Computer Graphics

Course ID 15462

Description This course provides a comprehensive introduction to computer graphics. It focuses on fundamental concepts and techniques, and their cross-cutting relationship to multiple problem domains in graphics (rendering, animation, geometry, imaging). Topics include: sampling, aliasing, interpolation, rasterization, geometric transformations, parameterization, visibility, compositing, filtering, convolution, curves & surfaces, geometric data structures, subdivision, meshing, spatial hierarchies, ray tracing, radiometry, reflectance, light fields, geometric optics, Monte Carlo rendering, importance sampling, camera models, high-performance ray tracing, differential equations, time integration, numerical differentiation, physically-based animation, optimization, numerical linear algebra, inverse kinematics, Fourier methods, data fitting, example-based synthesis. Students will learn through lectures, exercises, and through hands-on programming experience as they build a 3D modeling, rasterization, path-tracing, and animation utility, Scotty3D, in C++.

Key Topics
- rasterization
- spatial transformations
- geometric representations
- the rendering equation
- path tracing
- animation
- splines
- meshes
- sampling
- numerical integration

Learning Resources
Lecture slides are posted for commenting and discussion. Piazza is also used for discussion. Additional readings are suggested per lecture (see course page).

Course Relevance
The techniques of Computer Graphics are essential to many aspects of modern life including visual effects in movies, layout design on web pages, visualization in scientific computing, CAD in industrial design, and real-time rendering for games.
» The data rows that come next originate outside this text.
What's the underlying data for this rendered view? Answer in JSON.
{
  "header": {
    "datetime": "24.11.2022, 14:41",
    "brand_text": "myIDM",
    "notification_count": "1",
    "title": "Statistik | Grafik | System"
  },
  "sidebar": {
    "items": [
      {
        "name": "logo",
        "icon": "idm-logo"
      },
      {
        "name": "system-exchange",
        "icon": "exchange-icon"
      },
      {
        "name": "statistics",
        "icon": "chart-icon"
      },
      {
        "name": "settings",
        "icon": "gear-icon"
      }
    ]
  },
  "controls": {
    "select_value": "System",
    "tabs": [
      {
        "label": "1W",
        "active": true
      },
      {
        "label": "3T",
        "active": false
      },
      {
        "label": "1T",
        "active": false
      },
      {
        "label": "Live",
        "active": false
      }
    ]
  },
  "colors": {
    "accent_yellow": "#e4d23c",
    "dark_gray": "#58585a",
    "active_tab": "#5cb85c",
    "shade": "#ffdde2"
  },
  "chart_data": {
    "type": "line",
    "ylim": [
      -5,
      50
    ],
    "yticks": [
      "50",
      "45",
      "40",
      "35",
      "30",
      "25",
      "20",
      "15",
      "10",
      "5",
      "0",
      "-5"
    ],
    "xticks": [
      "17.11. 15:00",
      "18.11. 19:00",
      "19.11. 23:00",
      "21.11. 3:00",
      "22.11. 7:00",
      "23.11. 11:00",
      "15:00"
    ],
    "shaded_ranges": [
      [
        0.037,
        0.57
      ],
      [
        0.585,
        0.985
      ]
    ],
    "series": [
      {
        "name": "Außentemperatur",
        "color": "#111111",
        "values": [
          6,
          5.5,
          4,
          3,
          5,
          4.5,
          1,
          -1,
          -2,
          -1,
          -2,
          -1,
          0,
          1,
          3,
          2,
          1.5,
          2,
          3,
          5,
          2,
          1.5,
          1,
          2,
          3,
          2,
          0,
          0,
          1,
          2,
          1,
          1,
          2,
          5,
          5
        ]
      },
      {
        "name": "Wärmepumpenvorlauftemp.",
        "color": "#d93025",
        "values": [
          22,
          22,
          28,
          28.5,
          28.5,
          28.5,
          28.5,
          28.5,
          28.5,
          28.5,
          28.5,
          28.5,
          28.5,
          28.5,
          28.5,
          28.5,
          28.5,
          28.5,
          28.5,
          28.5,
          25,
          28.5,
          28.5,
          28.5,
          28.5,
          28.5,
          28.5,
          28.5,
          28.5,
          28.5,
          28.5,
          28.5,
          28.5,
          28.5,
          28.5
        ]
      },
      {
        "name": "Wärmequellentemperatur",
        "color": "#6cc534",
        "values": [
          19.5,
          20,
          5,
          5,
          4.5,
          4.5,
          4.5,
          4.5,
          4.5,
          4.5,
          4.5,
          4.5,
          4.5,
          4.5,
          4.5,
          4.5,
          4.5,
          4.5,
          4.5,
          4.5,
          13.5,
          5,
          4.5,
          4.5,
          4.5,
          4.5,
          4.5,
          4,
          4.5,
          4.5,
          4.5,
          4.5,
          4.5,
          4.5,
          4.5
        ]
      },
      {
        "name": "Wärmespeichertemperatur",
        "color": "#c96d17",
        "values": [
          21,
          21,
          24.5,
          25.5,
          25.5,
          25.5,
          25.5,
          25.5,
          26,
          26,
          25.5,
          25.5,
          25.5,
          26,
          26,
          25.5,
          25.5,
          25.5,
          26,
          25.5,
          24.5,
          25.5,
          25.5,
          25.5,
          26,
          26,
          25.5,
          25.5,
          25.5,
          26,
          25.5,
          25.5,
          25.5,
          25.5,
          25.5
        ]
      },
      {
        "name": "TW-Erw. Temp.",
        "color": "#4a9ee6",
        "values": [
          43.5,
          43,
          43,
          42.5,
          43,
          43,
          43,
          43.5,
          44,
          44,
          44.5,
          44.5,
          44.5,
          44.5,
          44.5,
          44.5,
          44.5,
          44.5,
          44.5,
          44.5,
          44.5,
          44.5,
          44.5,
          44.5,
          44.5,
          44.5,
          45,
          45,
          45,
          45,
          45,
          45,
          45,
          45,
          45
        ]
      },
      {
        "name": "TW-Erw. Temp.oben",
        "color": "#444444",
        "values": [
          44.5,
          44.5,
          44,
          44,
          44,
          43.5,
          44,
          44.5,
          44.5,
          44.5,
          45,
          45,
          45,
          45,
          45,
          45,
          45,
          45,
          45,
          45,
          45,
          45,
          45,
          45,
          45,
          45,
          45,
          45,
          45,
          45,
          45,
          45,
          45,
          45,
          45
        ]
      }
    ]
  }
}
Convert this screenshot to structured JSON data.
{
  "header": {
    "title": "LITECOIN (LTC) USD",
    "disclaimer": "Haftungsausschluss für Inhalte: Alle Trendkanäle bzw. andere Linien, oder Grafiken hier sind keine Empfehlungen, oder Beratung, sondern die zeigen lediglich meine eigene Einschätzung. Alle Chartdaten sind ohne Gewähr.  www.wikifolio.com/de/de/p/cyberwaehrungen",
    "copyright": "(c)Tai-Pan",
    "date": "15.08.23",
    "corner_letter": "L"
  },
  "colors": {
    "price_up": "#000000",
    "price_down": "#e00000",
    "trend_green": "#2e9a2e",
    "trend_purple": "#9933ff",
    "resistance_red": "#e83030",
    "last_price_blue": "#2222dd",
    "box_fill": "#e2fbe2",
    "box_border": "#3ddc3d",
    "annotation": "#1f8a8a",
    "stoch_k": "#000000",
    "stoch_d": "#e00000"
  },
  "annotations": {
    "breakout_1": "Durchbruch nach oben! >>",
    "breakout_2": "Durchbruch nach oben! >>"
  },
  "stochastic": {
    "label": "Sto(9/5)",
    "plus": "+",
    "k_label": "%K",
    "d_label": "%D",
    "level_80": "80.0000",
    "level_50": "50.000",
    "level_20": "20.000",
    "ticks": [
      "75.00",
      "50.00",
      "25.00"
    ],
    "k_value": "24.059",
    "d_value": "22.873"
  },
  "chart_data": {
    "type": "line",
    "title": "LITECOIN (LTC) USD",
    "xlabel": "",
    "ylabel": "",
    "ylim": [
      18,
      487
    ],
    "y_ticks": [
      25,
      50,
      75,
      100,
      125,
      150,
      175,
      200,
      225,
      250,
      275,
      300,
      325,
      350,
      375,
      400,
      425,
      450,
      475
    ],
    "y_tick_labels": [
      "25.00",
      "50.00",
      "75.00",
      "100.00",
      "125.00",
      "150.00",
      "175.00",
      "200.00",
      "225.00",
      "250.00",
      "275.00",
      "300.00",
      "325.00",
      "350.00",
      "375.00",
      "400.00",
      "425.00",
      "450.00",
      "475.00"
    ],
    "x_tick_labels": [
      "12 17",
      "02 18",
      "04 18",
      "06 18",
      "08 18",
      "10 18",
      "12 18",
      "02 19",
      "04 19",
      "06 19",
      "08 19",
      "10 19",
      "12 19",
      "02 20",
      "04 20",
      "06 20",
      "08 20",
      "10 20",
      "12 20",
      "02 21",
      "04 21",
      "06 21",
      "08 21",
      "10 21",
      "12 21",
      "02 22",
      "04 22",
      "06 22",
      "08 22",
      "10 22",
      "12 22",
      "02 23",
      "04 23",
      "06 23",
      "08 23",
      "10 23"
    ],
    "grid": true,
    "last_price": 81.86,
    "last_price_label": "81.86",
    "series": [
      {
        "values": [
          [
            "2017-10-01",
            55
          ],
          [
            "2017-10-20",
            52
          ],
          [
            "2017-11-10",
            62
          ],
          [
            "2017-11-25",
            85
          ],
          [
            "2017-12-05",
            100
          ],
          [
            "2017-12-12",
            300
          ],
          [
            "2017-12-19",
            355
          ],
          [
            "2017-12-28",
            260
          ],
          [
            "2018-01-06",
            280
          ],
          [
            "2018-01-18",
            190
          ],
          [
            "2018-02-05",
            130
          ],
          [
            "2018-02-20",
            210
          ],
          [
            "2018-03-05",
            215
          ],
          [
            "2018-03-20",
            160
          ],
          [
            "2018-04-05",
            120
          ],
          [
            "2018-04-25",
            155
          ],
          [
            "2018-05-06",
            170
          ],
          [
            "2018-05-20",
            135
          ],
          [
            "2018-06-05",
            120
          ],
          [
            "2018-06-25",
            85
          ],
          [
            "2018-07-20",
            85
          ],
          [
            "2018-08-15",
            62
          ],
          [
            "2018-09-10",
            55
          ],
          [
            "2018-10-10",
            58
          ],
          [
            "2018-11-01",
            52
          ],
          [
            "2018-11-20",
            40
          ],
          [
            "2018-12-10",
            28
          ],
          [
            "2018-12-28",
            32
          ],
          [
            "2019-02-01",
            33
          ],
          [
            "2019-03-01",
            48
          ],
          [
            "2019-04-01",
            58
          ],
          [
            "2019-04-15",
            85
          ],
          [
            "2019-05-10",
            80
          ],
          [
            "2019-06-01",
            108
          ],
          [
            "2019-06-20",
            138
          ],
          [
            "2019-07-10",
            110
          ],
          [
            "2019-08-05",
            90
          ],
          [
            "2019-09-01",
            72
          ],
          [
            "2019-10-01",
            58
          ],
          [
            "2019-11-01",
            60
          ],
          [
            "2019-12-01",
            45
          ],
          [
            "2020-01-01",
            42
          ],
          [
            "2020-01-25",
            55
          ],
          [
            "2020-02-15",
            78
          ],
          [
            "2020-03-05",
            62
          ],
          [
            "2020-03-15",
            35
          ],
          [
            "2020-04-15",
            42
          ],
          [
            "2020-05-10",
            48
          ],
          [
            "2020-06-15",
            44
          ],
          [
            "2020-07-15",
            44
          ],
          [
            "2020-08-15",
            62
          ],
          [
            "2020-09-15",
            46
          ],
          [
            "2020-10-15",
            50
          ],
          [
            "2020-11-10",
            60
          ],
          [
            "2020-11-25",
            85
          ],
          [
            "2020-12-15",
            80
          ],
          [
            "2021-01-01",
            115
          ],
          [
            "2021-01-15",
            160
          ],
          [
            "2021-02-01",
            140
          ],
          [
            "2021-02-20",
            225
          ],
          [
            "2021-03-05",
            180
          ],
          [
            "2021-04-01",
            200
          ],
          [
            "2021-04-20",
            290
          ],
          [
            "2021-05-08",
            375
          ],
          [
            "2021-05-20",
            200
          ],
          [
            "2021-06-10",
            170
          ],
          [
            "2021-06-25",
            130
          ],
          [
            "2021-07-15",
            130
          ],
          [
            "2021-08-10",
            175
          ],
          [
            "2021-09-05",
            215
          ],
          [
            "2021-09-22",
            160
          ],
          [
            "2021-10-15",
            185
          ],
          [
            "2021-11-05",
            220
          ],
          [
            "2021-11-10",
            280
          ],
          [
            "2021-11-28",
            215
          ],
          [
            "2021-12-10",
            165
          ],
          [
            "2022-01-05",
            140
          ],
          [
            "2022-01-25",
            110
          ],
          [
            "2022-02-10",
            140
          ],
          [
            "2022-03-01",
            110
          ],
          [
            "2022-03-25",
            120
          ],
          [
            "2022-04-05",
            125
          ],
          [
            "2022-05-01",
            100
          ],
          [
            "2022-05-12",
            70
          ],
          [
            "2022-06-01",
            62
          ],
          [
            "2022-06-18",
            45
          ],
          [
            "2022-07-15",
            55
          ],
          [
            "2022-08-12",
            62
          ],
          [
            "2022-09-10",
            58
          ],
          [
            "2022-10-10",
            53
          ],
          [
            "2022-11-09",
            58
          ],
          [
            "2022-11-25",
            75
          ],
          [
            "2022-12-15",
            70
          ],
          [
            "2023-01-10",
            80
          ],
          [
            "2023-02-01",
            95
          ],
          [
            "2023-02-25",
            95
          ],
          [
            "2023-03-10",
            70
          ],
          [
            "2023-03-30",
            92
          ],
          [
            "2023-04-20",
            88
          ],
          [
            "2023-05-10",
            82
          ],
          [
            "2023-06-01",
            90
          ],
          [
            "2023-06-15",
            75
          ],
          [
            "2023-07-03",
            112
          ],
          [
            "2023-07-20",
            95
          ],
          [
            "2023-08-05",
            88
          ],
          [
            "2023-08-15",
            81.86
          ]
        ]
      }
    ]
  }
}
Graphics techniques are also the basis of emerging technologies, including developing and simulating autonomous vehicles, optimizing material structures, and robotic sensing systems.

Course Goals
Provide students with a strong basis in computer graphics techniques - broadly, spatial transformations, geometry, rendering, and animation - along with hands-on experience in the basics of these areas and knowledge of the state of the art.

Pre-required Knowledge
Basic vector calculus and linear algebra will be an important component of this course. Previous exposure to basic programming in C/C++ or similar languages is very helpful as course programming assignments will involve significant implementation effort.

Assessment Structure
Students will be assessed through programming assignments (~70%), midterm/final exams (~20%), and course participation (~10%).

Extra Time Commitments
This course 15-462 is for undergraduates. Graduate students should enroll in 15-662.